Different tissues, environments, health conditions.
43
What color represents high-expression/up-regulated genes in a heatmap?
Red.
44
What color represents low-expression/down-regulated genes in a heatmap?
Blue.
45
What is the purpose of a Gene Ontology (GO) term?
To provide a GO ID and show the relation to other terms in ontology.
46
What does KEGG stand for?
Kyoto Encyclopedia of Genes and Genomes.
47
What is the function of the KEGG PATHWAY database?
Maps representing experimental knowledge on metabolism and other cellular processes.
48
What does Functional Enrichment Analysis determine?
Which functions are over-represented in a subset of genes.
49
List the steps involved in Functional Enrichment Analysis.
* Define background set for comparison * Define list of genes of interest * Get GO annotations for all genes * Do enrichment analysis.
50
What are common sources of contamination in genomic studies?
* Cross-contamination between samples * Contaminated reagents * Environmental sources.
51
What is Horizontal Gene Transfer?
Transfer of genetic material between species, NOT from parent to offspring.
52
What are xenologs?
Genes that originate from horizontal gene transfer.
53
What is Codon Usage Bias?
The phenomenon where different species may use different codons for the same amino acid.
54
What are orthologs?
Genes between species that originated from a common ancestor by a speciation event.
55
What are paralogs?
Genes that originate from a duplication event.
56
What are ohnologs?
Paralogous genes that originated from a whole genome duplication event.
57
What are homologs?
Genes that originate from shared ancestry, including both orthologs and paralogs.
58
What is the significance of genome duplications?
They can lead to redundancy and pseudogenization, gene dosage effects, neo-functionalization, and sub-functionalization.
59
What are non-coding regions of the genome?
* tRNA / rRNA * Introns * Regulatory sequences * Repetitive sequences.
60
What are regulatory elements?
* UTRs (untranslated regions) * Promoters * Enhancers * Silencers.
61
What are transposable elements?
Elements that can move and change positions in the genome.
62
What are the two major classes of transposable elements?

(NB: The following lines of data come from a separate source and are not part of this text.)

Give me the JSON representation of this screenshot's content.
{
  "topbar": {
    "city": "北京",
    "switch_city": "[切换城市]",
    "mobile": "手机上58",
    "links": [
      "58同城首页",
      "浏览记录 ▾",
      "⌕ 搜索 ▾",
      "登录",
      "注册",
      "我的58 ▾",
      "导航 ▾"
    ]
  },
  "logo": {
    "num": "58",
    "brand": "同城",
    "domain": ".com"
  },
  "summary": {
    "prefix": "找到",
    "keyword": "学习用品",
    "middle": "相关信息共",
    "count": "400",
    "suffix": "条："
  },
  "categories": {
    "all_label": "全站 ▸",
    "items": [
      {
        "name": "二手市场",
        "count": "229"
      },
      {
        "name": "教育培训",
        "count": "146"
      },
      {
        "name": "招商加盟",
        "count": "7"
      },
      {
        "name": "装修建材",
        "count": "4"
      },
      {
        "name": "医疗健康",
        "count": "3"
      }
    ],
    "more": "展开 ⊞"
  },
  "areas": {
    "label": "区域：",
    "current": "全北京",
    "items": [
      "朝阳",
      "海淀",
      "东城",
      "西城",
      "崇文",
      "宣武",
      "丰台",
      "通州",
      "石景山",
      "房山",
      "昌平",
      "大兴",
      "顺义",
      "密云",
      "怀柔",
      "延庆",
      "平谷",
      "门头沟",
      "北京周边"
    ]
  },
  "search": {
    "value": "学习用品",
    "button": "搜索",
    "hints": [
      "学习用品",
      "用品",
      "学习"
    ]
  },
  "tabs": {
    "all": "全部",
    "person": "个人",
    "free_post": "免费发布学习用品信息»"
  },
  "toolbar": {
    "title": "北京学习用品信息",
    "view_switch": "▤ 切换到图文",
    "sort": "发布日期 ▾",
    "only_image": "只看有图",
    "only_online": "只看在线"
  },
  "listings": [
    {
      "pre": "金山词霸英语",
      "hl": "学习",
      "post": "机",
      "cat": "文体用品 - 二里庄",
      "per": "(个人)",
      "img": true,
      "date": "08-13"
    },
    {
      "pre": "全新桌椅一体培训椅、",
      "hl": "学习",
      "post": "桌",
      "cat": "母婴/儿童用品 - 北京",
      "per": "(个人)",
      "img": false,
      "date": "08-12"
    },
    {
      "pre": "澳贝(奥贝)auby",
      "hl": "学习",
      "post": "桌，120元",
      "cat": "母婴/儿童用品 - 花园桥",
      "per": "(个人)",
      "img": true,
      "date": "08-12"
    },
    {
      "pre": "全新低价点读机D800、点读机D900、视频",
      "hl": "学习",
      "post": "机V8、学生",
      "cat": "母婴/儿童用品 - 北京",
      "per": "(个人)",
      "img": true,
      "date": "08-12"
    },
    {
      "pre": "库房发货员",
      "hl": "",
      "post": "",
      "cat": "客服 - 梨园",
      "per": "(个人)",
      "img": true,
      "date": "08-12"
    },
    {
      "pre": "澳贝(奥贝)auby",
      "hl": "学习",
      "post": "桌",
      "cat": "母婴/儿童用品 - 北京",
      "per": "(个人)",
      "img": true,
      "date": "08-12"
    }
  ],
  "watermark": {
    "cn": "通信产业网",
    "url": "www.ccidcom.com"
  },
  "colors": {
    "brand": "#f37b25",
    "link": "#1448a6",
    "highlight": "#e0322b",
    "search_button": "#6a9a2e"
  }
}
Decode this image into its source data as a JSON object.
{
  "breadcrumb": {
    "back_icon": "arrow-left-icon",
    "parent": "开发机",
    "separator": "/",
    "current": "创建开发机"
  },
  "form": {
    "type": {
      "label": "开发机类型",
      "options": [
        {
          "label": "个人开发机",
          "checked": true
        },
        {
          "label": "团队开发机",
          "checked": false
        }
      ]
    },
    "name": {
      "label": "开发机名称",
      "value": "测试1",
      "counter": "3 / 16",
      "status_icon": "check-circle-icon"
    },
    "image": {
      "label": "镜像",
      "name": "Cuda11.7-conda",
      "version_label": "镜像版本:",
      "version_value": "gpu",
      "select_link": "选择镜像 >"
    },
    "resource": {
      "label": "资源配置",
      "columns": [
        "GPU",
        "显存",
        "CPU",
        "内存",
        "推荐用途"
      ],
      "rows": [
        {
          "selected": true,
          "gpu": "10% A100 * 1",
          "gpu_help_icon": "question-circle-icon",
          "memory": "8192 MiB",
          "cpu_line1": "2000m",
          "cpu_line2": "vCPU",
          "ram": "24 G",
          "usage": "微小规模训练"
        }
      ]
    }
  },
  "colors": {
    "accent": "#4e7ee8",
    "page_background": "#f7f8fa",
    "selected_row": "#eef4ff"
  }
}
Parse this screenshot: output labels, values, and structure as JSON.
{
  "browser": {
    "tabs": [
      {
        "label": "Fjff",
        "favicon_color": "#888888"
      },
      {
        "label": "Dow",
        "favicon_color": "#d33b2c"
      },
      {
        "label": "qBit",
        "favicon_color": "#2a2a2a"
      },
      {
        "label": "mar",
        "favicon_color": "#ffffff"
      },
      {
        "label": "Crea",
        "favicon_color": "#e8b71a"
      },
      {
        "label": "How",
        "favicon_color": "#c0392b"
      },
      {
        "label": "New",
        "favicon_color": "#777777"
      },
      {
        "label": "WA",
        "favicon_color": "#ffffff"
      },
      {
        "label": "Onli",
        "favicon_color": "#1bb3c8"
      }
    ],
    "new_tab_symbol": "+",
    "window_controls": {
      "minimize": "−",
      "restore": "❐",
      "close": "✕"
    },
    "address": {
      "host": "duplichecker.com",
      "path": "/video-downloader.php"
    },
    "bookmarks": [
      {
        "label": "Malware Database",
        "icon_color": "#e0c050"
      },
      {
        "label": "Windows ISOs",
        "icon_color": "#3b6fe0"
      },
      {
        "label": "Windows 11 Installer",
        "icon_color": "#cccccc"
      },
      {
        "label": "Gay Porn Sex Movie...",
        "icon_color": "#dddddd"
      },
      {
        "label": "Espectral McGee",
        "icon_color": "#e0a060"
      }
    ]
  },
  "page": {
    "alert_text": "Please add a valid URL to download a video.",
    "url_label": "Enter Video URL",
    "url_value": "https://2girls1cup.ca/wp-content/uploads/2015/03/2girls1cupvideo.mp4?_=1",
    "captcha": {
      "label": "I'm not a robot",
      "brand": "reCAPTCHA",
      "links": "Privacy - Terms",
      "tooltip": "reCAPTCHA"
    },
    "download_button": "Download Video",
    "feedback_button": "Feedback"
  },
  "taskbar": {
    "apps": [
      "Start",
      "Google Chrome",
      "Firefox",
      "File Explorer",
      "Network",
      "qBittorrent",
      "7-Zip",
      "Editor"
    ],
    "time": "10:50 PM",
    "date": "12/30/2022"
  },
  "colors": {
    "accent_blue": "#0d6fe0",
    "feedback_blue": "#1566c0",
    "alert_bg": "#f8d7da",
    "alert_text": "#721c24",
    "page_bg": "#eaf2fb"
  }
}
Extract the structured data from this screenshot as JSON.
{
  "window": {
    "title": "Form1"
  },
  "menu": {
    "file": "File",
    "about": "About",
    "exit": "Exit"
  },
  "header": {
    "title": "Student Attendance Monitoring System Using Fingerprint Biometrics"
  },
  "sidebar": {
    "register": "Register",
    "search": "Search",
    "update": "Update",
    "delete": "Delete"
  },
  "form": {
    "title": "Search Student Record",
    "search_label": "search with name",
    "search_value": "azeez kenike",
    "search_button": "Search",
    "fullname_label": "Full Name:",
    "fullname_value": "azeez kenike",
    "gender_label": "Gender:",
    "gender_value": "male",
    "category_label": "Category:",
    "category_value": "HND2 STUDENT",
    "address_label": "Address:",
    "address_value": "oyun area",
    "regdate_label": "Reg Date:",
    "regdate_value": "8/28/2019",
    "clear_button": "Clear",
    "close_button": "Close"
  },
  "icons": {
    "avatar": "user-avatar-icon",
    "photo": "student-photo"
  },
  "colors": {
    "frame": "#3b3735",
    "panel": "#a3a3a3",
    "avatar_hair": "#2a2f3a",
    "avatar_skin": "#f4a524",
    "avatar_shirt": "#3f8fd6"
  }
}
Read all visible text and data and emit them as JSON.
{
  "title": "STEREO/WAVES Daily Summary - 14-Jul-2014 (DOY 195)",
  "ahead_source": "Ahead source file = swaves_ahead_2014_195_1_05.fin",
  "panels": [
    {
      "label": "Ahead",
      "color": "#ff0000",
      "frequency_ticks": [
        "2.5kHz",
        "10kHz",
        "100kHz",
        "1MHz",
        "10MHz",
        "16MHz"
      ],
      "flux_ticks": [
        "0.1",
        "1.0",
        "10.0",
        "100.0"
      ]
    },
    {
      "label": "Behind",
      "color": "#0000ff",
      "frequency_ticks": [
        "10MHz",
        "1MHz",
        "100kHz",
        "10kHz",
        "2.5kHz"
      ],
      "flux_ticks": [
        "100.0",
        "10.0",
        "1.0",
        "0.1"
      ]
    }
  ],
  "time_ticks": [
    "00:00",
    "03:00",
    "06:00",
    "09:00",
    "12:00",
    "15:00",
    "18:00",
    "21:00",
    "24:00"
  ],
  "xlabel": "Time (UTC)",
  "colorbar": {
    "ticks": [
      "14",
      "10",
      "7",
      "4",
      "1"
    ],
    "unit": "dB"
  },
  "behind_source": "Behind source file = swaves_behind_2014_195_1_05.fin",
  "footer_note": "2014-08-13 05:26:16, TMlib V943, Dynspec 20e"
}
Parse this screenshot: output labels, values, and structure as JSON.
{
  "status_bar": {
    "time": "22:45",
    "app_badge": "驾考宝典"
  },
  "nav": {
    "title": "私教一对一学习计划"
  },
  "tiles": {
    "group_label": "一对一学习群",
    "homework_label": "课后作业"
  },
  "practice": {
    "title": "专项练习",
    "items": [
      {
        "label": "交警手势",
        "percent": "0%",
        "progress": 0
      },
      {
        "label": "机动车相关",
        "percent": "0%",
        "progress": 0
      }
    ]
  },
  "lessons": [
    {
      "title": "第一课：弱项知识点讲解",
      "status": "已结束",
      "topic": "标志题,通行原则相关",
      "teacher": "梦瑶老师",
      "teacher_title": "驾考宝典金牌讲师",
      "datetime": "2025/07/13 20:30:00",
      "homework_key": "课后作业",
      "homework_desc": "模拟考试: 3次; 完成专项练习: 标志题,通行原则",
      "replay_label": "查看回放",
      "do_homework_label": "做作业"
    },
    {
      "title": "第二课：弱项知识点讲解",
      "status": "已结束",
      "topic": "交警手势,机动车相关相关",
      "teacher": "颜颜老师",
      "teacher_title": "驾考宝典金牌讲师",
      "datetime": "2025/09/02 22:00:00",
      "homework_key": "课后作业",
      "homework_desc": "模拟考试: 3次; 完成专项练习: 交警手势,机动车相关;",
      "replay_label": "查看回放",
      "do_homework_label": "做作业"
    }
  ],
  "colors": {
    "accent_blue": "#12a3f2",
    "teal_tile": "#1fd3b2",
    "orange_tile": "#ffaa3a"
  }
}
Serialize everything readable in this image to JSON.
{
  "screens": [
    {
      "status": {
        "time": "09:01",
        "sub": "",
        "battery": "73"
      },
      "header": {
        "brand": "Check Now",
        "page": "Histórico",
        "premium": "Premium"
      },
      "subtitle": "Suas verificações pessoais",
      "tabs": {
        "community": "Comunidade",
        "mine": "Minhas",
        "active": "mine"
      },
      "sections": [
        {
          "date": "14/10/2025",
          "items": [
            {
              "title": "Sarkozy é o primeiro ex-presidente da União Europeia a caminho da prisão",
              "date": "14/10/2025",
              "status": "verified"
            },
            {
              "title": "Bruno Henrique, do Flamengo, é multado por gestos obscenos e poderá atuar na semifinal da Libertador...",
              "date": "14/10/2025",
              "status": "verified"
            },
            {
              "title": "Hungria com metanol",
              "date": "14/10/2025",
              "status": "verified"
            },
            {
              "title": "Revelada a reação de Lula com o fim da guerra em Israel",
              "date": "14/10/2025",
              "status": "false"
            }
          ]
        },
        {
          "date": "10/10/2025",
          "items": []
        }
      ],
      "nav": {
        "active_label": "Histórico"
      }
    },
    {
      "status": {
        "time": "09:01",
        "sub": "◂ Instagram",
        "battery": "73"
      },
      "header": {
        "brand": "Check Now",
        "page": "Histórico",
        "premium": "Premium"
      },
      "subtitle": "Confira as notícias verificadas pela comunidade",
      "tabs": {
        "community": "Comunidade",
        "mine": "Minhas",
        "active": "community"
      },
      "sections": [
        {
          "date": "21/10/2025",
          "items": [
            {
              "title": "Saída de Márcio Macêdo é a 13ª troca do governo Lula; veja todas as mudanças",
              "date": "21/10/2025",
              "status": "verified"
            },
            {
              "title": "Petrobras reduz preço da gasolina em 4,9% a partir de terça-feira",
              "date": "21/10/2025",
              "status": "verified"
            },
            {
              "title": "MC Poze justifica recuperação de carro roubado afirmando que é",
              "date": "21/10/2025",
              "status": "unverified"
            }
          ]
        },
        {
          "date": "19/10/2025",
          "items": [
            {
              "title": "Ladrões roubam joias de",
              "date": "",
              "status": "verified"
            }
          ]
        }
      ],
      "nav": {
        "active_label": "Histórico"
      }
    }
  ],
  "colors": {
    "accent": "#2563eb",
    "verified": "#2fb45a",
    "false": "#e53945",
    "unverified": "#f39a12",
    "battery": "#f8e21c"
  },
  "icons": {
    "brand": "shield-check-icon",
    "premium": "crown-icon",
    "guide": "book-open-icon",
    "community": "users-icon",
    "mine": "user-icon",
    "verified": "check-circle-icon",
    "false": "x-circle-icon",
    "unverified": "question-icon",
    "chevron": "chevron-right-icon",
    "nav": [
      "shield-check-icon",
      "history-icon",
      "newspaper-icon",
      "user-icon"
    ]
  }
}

* Retrotransposon (class 1) * DNA transposon (class 2).
63
What is structural annotation?
The process of mapping genes to the whole genome sequence using automated pipelines and databases.
64
What is a pangenome?
The full set of genomic elements in a species, representing all genetic diversity.
65
What are structural variants?
Copy number and chromosomal rearrangements (inversions, insertions, deletions, duplications) in large segments of DNA.
66
What is a monophyletic group?
A clade that unites all descendants of a common ancestor.
67
What is a paraphyletic group?
A group that includes an ancestor but not all of its descendants.
68
What is a polyphyletic group?
A group where taxa do not share an immediate common ancestor.
69
What are some challenges in phylogenomics?
* Amount of missing data * Gene tree discordance * Long-branch attraction. * Site heterogeneity. * Compositional heterogeneity. * Computational limitations.
70
What are epigenetic modifications?
Changes that affect gene expression without altering the DNA sequence.
71
What is DNA methylation?
A chemical modification to DNA that can inhibit gene transcription.
72
What is the purpose of bisulfite sequencing?
To identify methylated sites in a genome.
73
What do Blobplots represent?
Taxon-annotated GC-coverage plots used to filter assemblies from contamination.
74
What are Hi-C maps used for?
To illustrate the physical proximity of chromosomes and their connections within the cell.
75
What is the role of KEGG in genomics?
To provide a database for gene annotation and metabolic pathway information.
76
What do synteny plots compare?
Chromosome correspondence and syntenic equivalence across distantly related species.
77
What is indicated by a heat map with red and blue colors?
Red indicates high-expression (up-regulated) and blue indicates low-expression (down-regulated) genes.